Bu benlikleri hayranlıklarla, ilgilerle, başarılarla, kazandığınız
imgelerle süsleyip gösterişli hale getirirsiniz ki, sizi tanıyan
en altta yatanı görmesin, hep onlarla ilgilensin, onları gerçek
sansın, onlara hayran olup bağlansın istersiniz…
İlişkiler yaşarsınız, beraberlikleriniz olur, kimseye, ama kimseye
yeterince güvenmez, onu; o altta yatan yaralı benliğinizi
elinizden geldiğince saklamaya çalışırsınız. Yaşadıklarınıza,
ilişkilerinize karıştırmazsınız onu. Ne yaparsanız, ne
söylerseniz, onsuz yaşar, onu hiç hesaba katmadan söylersiniz.
Ondan habersizmiş gibi yaparsınız. İyisinizdir böyle, çok da yara
almadan sürükleyip götürürsünüz hayatınızı… Her ilişki bir
diğerini besler. İlişkilerde çoğu kez hayranlıkla seyrettiğiniz
yüzünüzde o sızı yoktur. Kaybetmemiş kazanmışsınızdır. Hiç
söylemediğiniz güzel ve anlamlı sözleri hayatınıza yeni girecek
insana saklarken aynanızdaki yüzünüz bir bütündür… Ya da siz öyle
görürsünüz…
Sonra hiç ummadığınız anda biri çıkar karşınıza… Ona da
diğerlerine yaptığınız gibi yaparsınız. Süsleyip gösterişli hale
getirdiğiniz benliklerinizle yaşamaya başlarsınız onunla… Çünkü
daha önce kimselere güvenmediğiniz gibi ona da tam anlamıyla
güvenemezsiniz… Başlarda güzeldir onun aynasında gördüğünüz
yüzünüz. Bütündür… Eski ilişkinizden sakladığınız güzel ve anlamlı
sözlerin onu etkilediğini hissettikçe daha da aydınlanır
aynasındaki resminiz. Ona çocukların arkadaşlarına yeni aldıkları
oyuncaklarını gösterir gibi o süslü ve daha önce başkaları
tarafından hep onaylanmış benliklerinizi gösterip durursunuz…

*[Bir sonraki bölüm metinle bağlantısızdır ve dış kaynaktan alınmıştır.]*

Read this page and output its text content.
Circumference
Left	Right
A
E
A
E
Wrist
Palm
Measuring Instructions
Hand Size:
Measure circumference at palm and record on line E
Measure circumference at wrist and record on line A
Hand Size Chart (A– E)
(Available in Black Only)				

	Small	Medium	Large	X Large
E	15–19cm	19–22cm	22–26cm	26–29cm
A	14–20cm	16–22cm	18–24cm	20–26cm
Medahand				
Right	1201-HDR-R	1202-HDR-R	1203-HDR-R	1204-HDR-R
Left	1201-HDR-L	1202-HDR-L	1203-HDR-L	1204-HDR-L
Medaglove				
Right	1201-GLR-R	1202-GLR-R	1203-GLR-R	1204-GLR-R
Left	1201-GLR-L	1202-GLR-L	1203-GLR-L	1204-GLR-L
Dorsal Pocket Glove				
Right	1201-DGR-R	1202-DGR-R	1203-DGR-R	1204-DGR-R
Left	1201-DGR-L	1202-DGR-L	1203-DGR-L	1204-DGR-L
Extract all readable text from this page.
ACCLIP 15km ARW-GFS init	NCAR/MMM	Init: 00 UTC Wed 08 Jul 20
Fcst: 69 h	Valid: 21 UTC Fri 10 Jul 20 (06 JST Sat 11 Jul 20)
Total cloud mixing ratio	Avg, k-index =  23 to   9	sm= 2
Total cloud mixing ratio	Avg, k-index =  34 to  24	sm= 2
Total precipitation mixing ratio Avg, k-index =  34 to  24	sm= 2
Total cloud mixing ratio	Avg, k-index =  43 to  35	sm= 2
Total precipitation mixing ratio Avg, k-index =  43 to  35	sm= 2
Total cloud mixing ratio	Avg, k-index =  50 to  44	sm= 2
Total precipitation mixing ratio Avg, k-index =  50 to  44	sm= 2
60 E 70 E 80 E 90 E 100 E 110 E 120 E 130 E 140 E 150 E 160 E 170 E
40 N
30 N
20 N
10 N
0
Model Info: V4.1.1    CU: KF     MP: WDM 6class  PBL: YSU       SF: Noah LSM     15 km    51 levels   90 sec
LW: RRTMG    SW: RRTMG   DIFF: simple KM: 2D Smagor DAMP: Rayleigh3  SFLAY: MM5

Ama her şey yolunda gibi giderken birgün sizi artık eskisi gibi
onaylamadığını, söylediklerinizi hayranlıkla dinlemediğini
anlamaya başlarsınız. Hatta zaman zaman başlardaki onayının gizli
bir onaysızlığa, hayranlığının sinsi bir küçümsemeye dönüştüğünü
fark etmeye başlarsınız. Birçok insanı etkilediğini sandığınız
oyuncaklarınızın onu etkilemediğini hissedersiniz… Onu büyülemek
için söylediğiniz sözlerin sanki bir duvara çarpıp yine size geri
döndüğünü ve her geri döndüğünde kanatsız ve kanı çekilmiş kuşlar
gibi içinizdeki o çok gizli olan boşluğa birer birer düştüğünü
görürsünüz… Tuhaf bir ürküntüyle sarsılır, ayaklarınızın altındaki
zeminin usulca kaydığını anlarsınız. Aynasındaki fotoğrafınız
çoktan gölgelenmeye başlamıştır. Sanki sizi sizden iyi bilen, ama
sizin çok da tanımadığınız birisinin çocukluğunuzun arka
bahçesinde, yeni alınmış ve o çok sevdiğiniz oyuncaklarınızı teker
teker yaktığını görürsünüz… Oyuncaklarınızdan çıkan yanık kokusu
çok eski ve hiç unutulmayan bir felaketin yaklaştığını
hissettirir… Bu yaklaşan felaket hissi yangının arka bahçenize
doğru ilerlediğini hatırlatır size… Artık aynasındaki yüzünüze bu
yanık kokusu eşlik etmeye başlamıştır… Yüzünüz eskisi gibi tanıdık
gelmemeye başlamıştır… Bir an önce buradan bir çıkış aramak ve bu
ilişkiyi sonlandırmak istersiniz… Ama bir şey tutar sizi…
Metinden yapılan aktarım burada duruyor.